System for single particle aerosol composition identification using indexed optical and mass spectral analysis
A system comprising: - An aerosol beam generator producing a beam of single particles. - A single guide tube downstream of the aerosol beam generator, guiding particles along the longitudinal axis. - A continuous laser generator creating a single continuous laser beam that indexes each particle as it exits the guide tube, optically characterizes particle properties (size, shape, fluorescence), and selects which particles to ionize. - A pulse ionization laser generator producing UV and/or IR pulses as a pulse ionization laser beam, triggered when a selected indexed particle enters the continuous laser beam, with the two beams arranged to overlap. - A TOFMS detector analyzing ionized fragments generated by the pulse ionization laser, producing unique mass spectral data per particle. - A data analysis system compiling optical and mass spectral data using data fusion, and comparing the compiled data with a training knowledge base to predict particle composition.
Method for identifying the composition of aerosol particles via indexed detection, selective ionization, and fused analysis
A method comprising: 1. Generating an aerosol particle beam of single particles and guiding them through a single guide tube. 2. Using a single continuous laser beam to index each particle after exiting the guide tube, optically characterizing properties (size, shape, fluorescence), and selecting which ones to ionize. 3. Triggering a pulse ionization laser generator to produce pulse ionization laser beam (with UV/IR pulses) as each selected particle enters the continuous laser beam, with beams overlapping. 4. Analyzing ionized fragments produced in the ionization region by TOFMS to generate unique mass spectral data for each indexed particle. 5. Compiling optical and mass spectral data using data fusion, and comparing with a knowledge base to predict particle composition.
The inventive features cover both the system architecture and the method steps for real-time, single-particle aerosol analysis, integrating optical indexing and characterization with triggered ionization and fused data analysis.
Stated Advantages
Allows real-time identification of aerosol analyte particles, including bacteria, fungi, viruses, and toxins, with high accuracy, sensitivity, and specificity.
Eliminates the need for extensive sample processing steps, such as culturing, extraction, or matrix coating, as required in conventional MALDI mass spectrometry.
Combines optical and mass spectral data for each individual particle using data fusion, improving prediction and identification capability.
Enables selective analysis by triggering ionization only when specific particle properties meet predetermined thresholds, reducing superfluous data and improving data management.
Increases signal to noise ratio and data quality through the use of guide tubes, tightly coupled laser beams, advanced triggering, and multistage ion extraction.

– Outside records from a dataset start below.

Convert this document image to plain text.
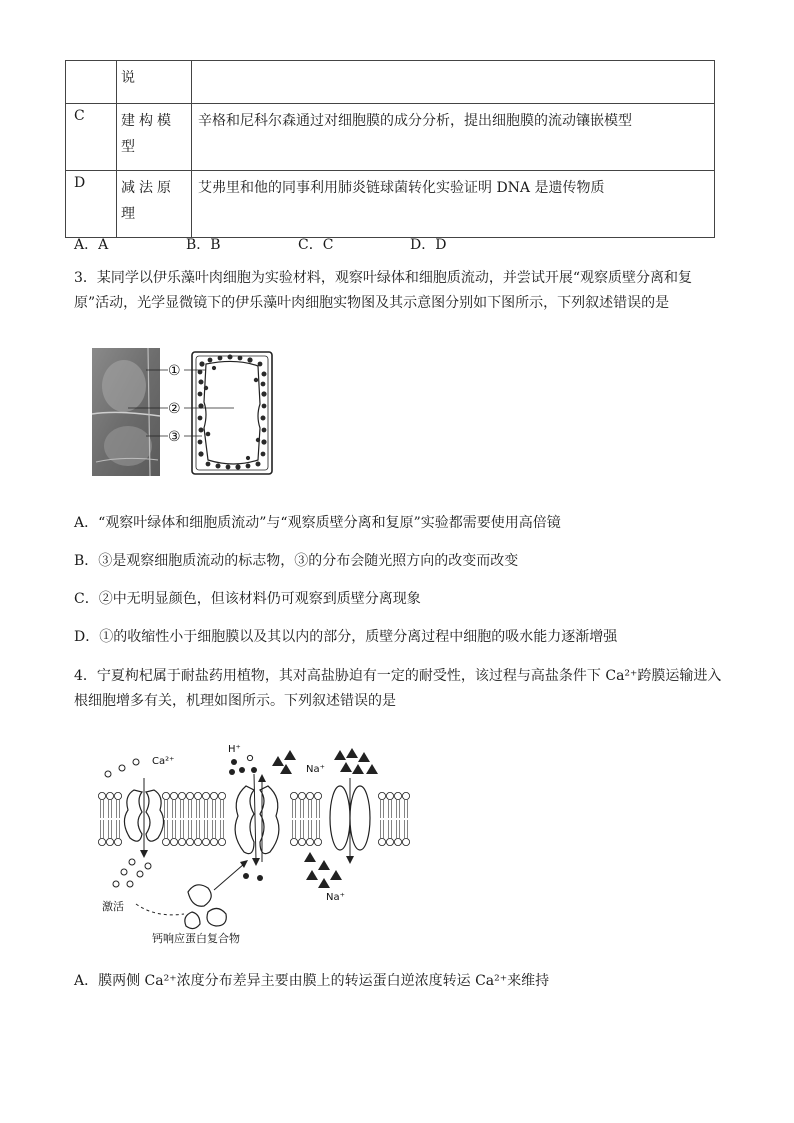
	说	
C	建构模型	辛格和尼科尔森通过对细胞膜的成分分析，提出细胞膜的流动镶嵌模型
D	减法原理	艾弗里和他的同事利用肺炎链球菌转化实验证明 DNA 是遗传物质
A．A	B．B	C．C	D．D
3．某同学以伊乐藻叶肉细胞为实验材料，观察叶绿体和细胞质流动，并尝试开展“观察质壁分离和复原”活动，光学显微镜下的伊乐藻叶肉细胞实物图及其示意图分别如下图所示，下列叙述错误的是
①
②
③
A．“观察叶绿体和细胞质流动”与“观察质壁分离和复原”实验都需要使用高倍镜
B．③是观察细胞质流动的标志物，③的分布会随光照方向的改变而改变
C．②中无明显颜色，但该材料仍可观察到质壁分离现象
D．①的收缩性小于细胞膜以及其以内的部分，质壁分离过程中细胞的吸水能力逐渐增强
4．宁夏枸杞属于耐盐药用植物，其对高盐胁迫有一定的耐受性，该过程与高盐条件下 Ca²⁺跨膜运输进入根细胞增多有关，机理如图所示。下列叙述错误的是
Ca²⁺
H⁺
Na⁺
Na⁺
激活
钙响应蛋白复合物
A．膜两侧 Ca²⁺浓度分布差异主要由膜上的转运蛋白逆浓度转运 Ca²⁺来维持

Improves accuracy, sensitivity, and specificity further by using machine learning and advanced data processing, including spectrum alignment and denoising.
Documented Applications
Detection and identification of aerosolized biological and chemical threat agents for biodefense applications.
Real-time monitoring of air within structures like office buildings, airports, mass transit facilities, and inhabited areas to provide timely information about contaminants.
Analyzing the headspace in fermenters for possible contaminants.
Determining the speciation of microbes in ambient air of food and healthcare facilities.
Capturing and analyzing exhaled breath particles for medical, diagnostic, or point-of-care healthcare applications.
Analysis of liquid samples that are aerosolized, enabling detection of viruses and toxins in addition to bacteria.